Chem Rev. 2022 Oct 12;122(19):15450-15500. doi: 10.1021/acs.chemrev.2c00171. Epub 2022 Jul 27.
Phase transitions can occur in certain materials such as transition metal oxides (TMOs) and chalcogenides when there is a change in external conditions such as temperature and pressure. Along with phase transitions in these phase change materials (PCMs) come dramatic contrasts in various physical properties, which can be engineered to manipulate electrons, photons, polaritons, and phonons at the nanoscale, offering new opportunities for reconfigurable, active nanodevices. In this review, we particularly discuss phase-transition-enabled active nanotechnologies in nonvolatile electrical memory, tunable metamaterials, and metasurfaces for manipulation of both free-space photons and in-plane polaritons, and multifunctional emissivity control in the infrared (IR) spectrum. The fundamentals of PCMs are first introduced to explain the origins and principles of phase transitions. Thereafter, we discuss multiphysical nanodevices for electronic, photonic, and thermal management, attesting to the broad applications and exciting promises of PCMs. Emerging trends and valuable applications in all-optical neuromorphic devices, thermal data storage, and encryption are outlined in the end.

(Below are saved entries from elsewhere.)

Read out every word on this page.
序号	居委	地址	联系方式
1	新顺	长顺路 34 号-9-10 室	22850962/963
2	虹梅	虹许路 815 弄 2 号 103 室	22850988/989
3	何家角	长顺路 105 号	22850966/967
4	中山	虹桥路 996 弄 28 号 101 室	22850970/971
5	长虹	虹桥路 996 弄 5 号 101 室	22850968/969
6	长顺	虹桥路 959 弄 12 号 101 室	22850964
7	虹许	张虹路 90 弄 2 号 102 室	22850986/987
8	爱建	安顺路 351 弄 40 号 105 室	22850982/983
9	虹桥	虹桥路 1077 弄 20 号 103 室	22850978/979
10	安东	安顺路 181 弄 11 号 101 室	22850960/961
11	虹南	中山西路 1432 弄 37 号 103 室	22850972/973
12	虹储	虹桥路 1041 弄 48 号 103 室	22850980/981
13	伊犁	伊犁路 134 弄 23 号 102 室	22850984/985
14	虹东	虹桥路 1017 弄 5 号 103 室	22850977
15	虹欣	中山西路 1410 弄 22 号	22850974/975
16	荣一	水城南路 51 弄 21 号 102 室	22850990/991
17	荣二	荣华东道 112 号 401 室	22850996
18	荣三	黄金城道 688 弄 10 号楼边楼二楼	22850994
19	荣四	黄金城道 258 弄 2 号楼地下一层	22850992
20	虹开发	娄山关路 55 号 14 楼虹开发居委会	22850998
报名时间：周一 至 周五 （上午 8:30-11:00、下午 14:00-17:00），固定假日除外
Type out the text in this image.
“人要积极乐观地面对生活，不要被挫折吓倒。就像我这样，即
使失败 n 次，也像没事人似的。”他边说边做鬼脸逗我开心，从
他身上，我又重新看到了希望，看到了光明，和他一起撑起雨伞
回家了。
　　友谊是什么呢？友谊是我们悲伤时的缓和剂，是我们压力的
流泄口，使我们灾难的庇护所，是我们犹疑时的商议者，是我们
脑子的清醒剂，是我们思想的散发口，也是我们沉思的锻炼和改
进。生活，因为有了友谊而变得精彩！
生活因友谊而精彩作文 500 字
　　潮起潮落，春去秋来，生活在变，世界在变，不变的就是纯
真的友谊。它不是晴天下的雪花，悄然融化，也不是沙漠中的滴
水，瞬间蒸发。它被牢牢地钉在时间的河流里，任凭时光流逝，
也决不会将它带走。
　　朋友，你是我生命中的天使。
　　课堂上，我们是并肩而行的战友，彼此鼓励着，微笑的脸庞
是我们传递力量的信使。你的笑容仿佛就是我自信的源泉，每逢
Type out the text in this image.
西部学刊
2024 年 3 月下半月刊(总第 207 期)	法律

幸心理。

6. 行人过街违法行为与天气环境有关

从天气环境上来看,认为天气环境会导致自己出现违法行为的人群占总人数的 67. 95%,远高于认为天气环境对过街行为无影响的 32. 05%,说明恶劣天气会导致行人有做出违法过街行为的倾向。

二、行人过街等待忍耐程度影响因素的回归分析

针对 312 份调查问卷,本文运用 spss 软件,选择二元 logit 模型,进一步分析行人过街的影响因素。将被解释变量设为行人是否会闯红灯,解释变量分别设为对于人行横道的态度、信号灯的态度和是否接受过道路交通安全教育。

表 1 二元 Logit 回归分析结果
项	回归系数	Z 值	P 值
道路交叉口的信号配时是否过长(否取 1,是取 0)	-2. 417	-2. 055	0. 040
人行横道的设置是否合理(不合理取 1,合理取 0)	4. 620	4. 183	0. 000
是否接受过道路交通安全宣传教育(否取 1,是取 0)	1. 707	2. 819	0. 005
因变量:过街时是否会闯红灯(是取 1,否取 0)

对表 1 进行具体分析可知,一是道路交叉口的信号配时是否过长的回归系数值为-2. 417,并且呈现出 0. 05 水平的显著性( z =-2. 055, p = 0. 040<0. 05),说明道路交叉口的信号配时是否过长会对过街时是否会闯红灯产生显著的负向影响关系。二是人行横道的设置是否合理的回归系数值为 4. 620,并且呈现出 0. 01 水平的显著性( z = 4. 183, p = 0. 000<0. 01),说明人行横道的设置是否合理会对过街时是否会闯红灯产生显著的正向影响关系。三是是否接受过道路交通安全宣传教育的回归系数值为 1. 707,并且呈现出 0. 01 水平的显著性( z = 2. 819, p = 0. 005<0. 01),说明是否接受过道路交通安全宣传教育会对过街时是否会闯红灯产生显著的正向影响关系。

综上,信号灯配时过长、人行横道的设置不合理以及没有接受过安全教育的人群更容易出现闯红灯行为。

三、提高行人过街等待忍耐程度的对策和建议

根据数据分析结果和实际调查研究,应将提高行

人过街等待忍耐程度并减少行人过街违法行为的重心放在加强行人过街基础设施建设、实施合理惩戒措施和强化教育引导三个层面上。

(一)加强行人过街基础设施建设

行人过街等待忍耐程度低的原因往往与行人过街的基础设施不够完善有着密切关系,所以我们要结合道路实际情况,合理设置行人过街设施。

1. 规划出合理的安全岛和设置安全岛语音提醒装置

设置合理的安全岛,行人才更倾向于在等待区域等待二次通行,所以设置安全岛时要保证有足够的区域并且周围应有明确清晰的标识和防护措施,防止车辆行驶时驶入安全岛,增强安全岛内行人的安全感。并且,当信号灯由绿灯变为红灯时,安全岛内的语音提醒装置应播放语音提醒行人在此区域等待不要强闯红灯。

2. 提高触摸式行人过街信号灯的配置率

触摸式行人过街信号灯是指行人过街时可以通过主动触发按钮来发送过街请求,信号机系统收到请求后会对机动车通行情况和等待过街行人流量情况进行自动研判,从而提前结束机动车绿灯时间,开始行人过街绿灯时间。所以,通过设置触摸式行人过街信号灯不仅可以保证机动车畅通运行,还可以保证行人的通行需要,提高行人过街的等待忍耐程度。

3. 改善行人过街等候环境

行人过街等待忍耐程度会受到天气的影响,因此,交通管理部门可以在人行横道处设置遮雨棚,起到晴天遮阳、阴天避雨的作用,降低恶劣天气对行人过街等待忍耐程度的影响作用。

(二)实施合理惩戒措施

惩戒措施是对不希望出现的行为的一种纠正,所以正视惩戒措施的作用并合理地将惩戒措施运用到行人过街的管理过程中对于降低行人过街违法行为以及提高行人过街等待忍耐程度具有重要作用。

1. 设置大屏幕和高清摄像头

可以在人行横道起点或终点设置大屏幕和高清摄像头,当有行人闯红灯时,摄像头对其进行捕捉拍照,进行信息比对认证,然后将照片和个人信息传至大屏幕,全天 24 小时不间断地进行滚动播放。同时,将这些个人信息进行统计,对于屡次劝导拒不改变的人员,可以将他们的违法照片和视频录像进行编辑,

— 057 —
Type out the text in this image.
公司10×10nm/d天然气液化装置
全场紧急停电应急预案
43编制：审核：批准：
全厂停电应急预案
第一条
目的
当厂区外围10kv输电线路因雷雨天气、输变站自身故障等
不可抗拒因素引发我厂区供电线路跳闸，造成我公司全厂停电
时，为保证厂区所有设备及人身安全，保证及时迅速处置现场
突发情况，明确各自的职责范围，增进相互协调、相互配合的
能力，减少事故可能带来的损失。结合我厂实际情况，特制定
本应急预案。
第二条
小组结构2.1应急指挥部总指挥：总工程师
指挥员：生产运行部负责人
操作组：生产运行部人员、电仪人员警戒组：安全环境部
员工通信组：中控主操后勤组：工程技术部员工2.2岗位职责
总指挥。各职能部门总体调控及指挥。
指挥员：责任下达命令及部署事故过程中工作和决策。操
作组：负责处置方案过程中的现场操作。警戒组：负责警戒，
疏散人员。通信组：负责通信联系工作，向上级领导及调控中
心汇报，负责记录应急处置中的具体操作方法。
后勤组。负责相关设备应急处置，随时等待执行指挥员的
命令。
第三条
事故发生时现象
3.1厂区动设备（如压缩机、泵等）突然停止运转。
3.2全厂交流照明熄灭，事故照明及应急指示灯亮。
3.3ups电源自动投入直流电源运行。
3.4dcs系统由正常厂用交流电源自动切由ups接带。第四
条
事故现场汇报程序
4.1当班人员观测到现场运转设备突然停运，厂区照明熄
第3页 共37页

当温度和压力等外部条件发生变化时,某些材料(如过渡金属氧化物(TMOs)和硫族化物)会发生相变。随着这些相变材料(PCM)中的相变,各种物理性质会出现显著差异,这可用于在纳米尺度上操控电子、光子、极化子和声子,为可重构有源纳米器件提供新机遇。在本综述中,我们特别讨论了在非易失性电存储器中基于相变的有源纳米技术、用于操控自由空间光子和面内极化子的可调超材料和超表面,以及红外(IR)光谱中的多功能发射率控制。首先介绍PCM的基本原理,以解释相变的起源和原理。此后,我们讨论用于电子、光子和热管理的多物理纳米器件,证明PCM的广泛应用和令人兴奋的前景。最后概述了全光神经形态器件、热数据存储和加密方面的新兴趋势和有价值的应用。